With continued reference to the pixel driving circuit 100 shown in FIG. 10 , the second reset signal terminal Reset 2 may be the signal terminal EM 2 . The signal terminal EM 2 and the enable signal terminal EM 1 are inverted. Based on this, the output terminal OUT 1 of the shift register Q 2 shown in FIG. 27 may be coupled to the signal terminal EM 1 , the output terminal OUT 2 may be coupled to the signal terminal EM 2 . In this case, the output terminal OUT 1 of the shift register Q 2 may be used for providing the signal for the signal terminal EM 1 , and the inverted signal may be transmitted to the signal terminal EM 2 through the output terminal OUT 2 . Therefore, there is no need to provide a gate driving circuit that is used for providing the control signal for the signal terminal EM 2 , which may facilitate the internal layout of the display panel 200 and the narrow bezel of the display panel 200 .

Alternatively, the output terminal OUT 1 may be coupled to the signal terminal EM 2 , and the output terminal OUT 2 may be coupled to the enable signal terminal.

It will be noted that, the present disclosure is described by taking the output control sub-circuit U shown in FIG. 27 as an example, in some other embodiments, other circuits that can implement the inversion effect may be adopted, which is not limited in the present disclosure.

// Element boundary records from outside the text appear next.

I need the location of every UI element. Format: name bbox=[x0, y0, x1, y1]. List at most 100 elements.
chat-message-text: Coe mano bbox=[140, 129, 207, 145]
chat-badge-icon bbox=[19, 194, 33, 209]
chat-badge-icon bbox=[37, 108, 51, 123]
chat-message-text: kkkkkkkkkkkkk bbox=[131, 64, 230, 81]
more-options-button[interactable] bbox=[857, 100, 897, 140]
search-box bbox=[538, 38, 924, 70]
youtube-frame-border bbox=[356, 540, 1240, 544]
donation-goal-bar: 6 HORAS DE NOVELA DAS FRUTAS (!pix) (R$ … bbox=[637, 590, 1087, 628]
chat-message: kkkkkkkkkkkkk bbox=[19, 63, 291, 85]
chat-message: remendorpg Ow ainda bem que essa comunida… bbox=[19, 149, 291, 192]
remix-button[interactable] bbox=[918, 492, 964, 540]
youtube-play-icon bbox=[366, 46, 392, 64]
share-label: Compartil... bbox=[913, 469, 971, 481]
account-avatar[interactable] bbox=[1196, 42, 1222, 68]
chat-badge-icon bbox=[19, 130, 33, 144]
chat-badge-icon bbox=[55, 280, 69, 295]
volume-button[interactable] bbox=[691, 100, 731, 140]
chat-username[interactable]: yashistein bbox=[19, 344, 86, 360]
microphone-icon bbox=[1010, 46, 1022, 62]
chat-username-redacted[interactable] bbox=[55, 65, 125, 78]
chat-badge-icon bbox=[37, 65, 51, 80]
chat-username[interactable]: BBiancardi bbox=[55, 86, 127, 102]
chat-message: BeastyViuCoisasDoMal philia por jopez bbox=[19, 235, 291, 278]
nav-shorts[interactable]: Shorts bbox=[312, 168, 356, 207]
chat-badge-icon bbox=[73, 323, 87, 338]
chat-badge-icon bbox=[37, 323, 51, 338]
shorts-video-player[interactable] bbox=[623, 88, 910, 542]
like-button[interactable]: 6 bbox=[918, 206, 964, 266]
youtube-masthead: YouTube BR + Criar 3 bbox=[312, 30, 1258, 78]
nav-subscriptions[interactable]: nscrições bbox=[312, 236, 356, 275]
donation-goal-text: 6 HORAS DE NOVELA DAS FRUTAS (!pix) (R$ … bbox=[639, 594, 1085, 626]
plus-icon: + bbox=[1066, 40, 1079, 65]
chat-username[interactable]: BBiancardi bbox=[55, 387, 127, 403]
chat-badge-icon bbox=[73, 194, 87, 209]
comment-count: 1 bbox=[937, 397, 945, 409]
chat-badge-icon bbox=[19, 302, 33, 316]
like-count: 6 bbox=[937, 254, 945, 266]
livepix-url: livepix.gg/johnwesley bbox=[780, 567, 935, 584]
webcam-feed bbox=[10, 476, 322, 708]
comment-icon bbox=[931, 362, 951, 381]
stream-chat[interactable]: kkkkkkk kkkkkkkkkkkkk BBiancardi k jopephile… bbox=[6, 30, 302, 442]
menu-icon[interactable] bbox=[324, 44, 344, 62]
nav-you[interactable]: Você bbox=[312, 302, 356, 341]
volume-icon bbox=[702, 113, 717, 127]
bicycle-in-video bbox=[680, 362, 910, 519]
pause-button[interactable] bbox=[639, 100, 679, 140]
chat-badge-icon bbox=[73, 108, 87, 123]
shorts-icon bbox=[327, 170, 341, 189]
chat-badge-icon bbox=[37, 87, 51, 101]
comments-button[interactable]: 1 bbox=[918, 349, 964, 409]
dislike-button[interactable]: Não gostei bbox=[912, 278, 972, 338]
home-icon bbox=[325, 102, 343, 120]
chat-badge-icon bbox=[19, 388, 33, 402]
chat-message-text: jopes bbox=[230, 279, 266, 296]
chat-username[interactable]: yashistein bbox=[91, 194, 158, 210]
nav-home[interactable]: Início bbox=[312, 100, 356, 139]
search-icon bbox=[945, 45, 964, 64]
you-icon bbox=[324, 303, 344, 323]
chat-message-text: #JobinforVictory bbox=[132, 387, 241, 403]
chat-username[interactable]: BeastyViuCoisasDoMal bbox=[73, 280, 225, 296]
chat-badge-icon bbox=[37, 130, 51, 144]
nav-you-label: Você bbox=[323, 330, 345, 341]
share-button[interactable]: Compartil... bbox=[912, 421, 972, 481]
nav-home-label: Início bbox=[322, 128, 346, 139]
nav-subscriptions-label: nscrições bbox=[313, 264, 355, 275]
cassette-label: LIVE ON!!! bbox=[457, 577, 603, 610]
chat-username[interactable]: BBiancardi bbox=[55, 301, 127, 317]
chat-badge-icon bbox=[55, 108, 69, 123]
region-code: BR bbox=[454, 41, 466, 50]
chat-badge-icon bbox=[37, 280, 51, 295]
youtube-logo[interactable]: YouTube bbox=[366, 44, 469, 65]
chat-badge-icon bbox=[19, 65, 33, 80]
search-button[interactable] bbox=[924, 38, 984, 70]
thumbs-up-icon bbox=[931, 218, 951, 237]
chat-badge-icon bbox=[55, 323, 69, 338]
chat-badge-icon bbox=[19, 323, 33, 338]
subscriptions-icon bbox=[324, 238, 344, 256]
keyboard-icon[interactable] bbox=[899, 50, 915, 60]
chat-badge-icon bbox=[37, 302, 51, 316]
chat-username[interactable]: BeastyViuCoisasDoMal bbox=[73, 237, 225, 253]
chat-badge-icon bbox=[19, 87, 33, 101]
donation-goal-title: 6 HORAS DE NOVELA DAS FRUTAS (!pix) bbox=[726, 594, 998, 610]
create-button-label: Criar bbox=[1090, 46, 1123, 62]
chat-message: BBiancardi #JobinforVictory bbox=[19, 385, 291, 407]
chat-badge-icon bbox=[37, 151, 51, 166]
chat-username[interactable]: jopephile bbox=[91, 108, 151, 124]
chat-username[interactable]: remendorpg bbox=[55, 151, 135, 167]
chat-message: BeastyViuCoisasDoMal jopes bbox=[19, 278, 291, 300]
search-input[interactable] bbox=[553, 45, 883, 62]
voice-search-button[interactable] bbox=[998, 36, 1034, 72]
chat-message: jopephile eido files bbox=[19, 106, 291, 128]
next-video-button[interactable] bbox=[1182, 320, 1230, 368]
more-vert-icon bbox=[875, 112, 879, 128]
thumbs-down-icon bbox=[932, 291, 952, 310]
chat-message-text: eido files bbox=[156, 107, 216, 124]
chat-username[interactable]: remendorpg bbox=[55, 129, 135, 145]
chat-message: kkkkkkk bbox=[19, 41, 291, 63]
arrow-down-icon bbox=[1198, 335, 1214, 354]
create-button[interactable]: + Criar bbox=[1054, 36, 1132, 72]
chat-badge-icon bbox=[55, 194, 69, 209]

The foregoing descriptions are merely specific implementation manners of the present disclosure, but the protection scope of the present disclosure is not limited thereto. Any changes or replacements that a person skilled in the art could conceive of within the technical scope of the present disclosure shall be included in the protection scope of the present disclosure. Therefore, the protection scope of the present disclosure shall be subject to the protection scope of the claims.